The project is part of Facebook's consumer hardware lab known as Building 8, as Business Insider first reported in January.

Little has been publically revealed about Building 8 until Wednesday, when Facebook took the wraps off the division's first two projects at its annual developer conference in San Jose.

Building 8 chief Regina Dugan revealed that her team of 60 scientists is working on a non-invasive system capable of typing 100 words per minute using only brain waves. An even more futuristic project intends to deliver spoken language through human skin.

The end-goal is to eventually be able to think in Mandarin and feel in Spanish, according to Dugan, who joined Facebook last year from Google's advanced projects division.

Silent speech interfaces

The projects are still a ways off from becoming actual products, but the company believes these will eventually become products.

"Eventually, we want to turn it into a wearable technology that can be manufactured at scale," Zuckerberg said in a blog post on Wednesday.

Dugan, in her own blog post, described both of the projects as "silent speech interfaces", which she said offer the convenience of speaking with your voice but the privacy of sending a text message.

Here's Facebook's full announcement about the crazy tech that Building 8 is working on:

Project: Type with your brain

Recently there has been a lot of hype surrounding brain technology. We have taken a distinctly different, non-invasive and deeply scientific approach to building a brain-computer speech-to-text interface. A silent speech interface with the speed and flexibility of voice and privacy of text.

We have a goal of creating a system capable of typing 100 words per minute, straight from the speech centre of your brain - this is 5x faster than you can type on your smart phone today.

This isn't about decoding random thoughts. This is about decoding the words you've already decided to share by sending them to the speech centre of your brain. Think of it like this: You take many photos and choose to share only some of them. Similarly, you have many thoughts and choose to share only some of them.

We will do this via non-invasive sensors that can be shipped at scale.

We'll need new, non-invasive sensors that can measure brain activity hundreds of times per second, from locations precise to millimetres and without signal distortions. Today there is no non-invasive imaging method that can do this.

Optical imaging is the only non-invasive technique capable of providing both the spatial and temporal resolution we need. And thanks to improvements in performance, cost and miniaturization from the telecomm industry, we have a big wave to ride.

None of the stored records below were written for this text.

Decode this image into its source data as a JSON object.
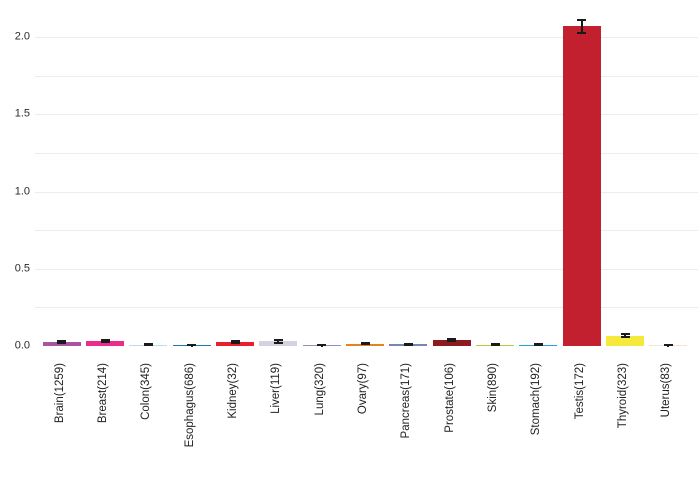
{
  "chart_data": {
    "type": "bar",
    "title": "",
    "xlabel": "",
    "ylabel": "",
    "categories": [
      "Brain(1259)",
      "Breast(214)",
      "Colon(345)",
      "Esophagus(686)",
      "Kidney(32)",
      "Liver(119)",
      "Lung(320)",
      "Ovary(97)",
      "Pancreas(171)",
      "Prostate(106)",
      "Skin(890)",
      "Stomach(192)",
      "Testis(172)",
      "Thyroid(323)",
      "Uterus(83)"
    ],
    "values": [
      0.025,
      0.032,
      0.009,
      0.007,
      0.024,
      0.03,
      0.006,
      0.016,
      0.011,
      0.038,
      0.008,
      0.01,
      2.07,
      0.068,
      0.006
    ],
    "error_bars": [
      0.006,
      0.005,
      0.003,
      0.002,
      0.007,
      0.008,
      0.002,
      0.004,
      0.004,
      0.008,
      0.003,
      0.003,
      0.04,
      0.008,
      0.002
    ],
    "bar_colors": [
      "#a8549e",
      "#ec2c8c",
      "#b5def2",
      "#1c7cb8",
      "#e8202c",
      "#d4d2e0",
      "#a287c6",
      "#e2851e",
      "#7287b5",
      "#8c1a1e",
      "#bacc3a",
      "#1fa7de",
      "#c2202f",
      "#f5ea3c",
      "#f8e3d3"
    ],
    "error_bar_color": "#1a1a1a",
    "ylim": [
      0,
      2.176
    ],
    "yticks": [
      0.0,
      0.5,
      1.0,
      1.5,
      2.0
    ],
    "ytick_labels": [
      "0.0",
      "0.5",
      "1.0",
      "1.5",
      "2.0"
    ],
    "grid": true,
    "grid_step": 0.25,
    "gridline_color": "#ececec",
    "background": "#ffffff",
    "legend": false
  }
}
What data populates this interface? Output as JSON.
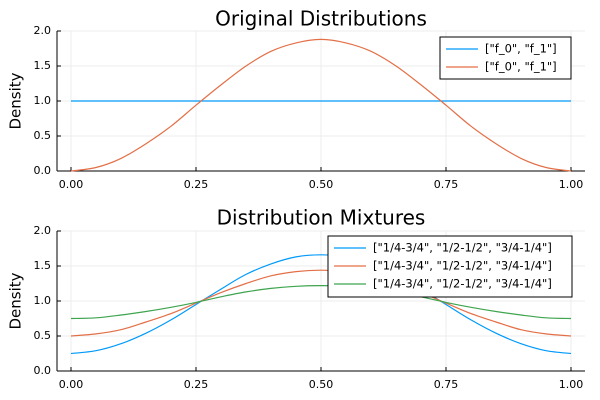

Six months ago this project was just an idea.

Today, we have a team of over 60 scientists, engineers and system integrators from UC San Francisco, UC Berkeley, Johns Hopkins Medicine, Johns Hopkins University's Applied Physics Laboratory and Washington University School of Medicine in St. Louis specialising in machine learning methods for decoding speech and language, in optical neuroimaging systems that push the limits of spatial resolution and in the most advanced neural prosthetics in the world.

Project: Hear with your skin

Our second project is directed at allowing you to hear with your skin. We are building the hardware and software necessary to deliver language through the skin.Your skin is a 2 m2 network of nerves that transmits information to your brain.

Braille, invented in France in the 19th century, has proven that small bumps on a surface can be interpreted in the brain as words.

We know from the Tadoma method, developed in the early 20th century based off the experience of Helen Keller, that deaf and blind children could learn and communicate through slight pressure changes created by puffs of air and vibrations felt by their hands placed over a person's throat and jaw.

From the 1950s to today, what all of these techniques have in common, is our brain's ability to reconstruct language from components.

The cochlea in your ear takes in sound and separates it into frequency components that are transmitted to the brain. We can do the same work of the cochlea, but transmit the resulting frequency information, instead, via your skin.

With this technology, the ability to learn language and vocabulary are just the beginning of that we can 'hear' with our skin.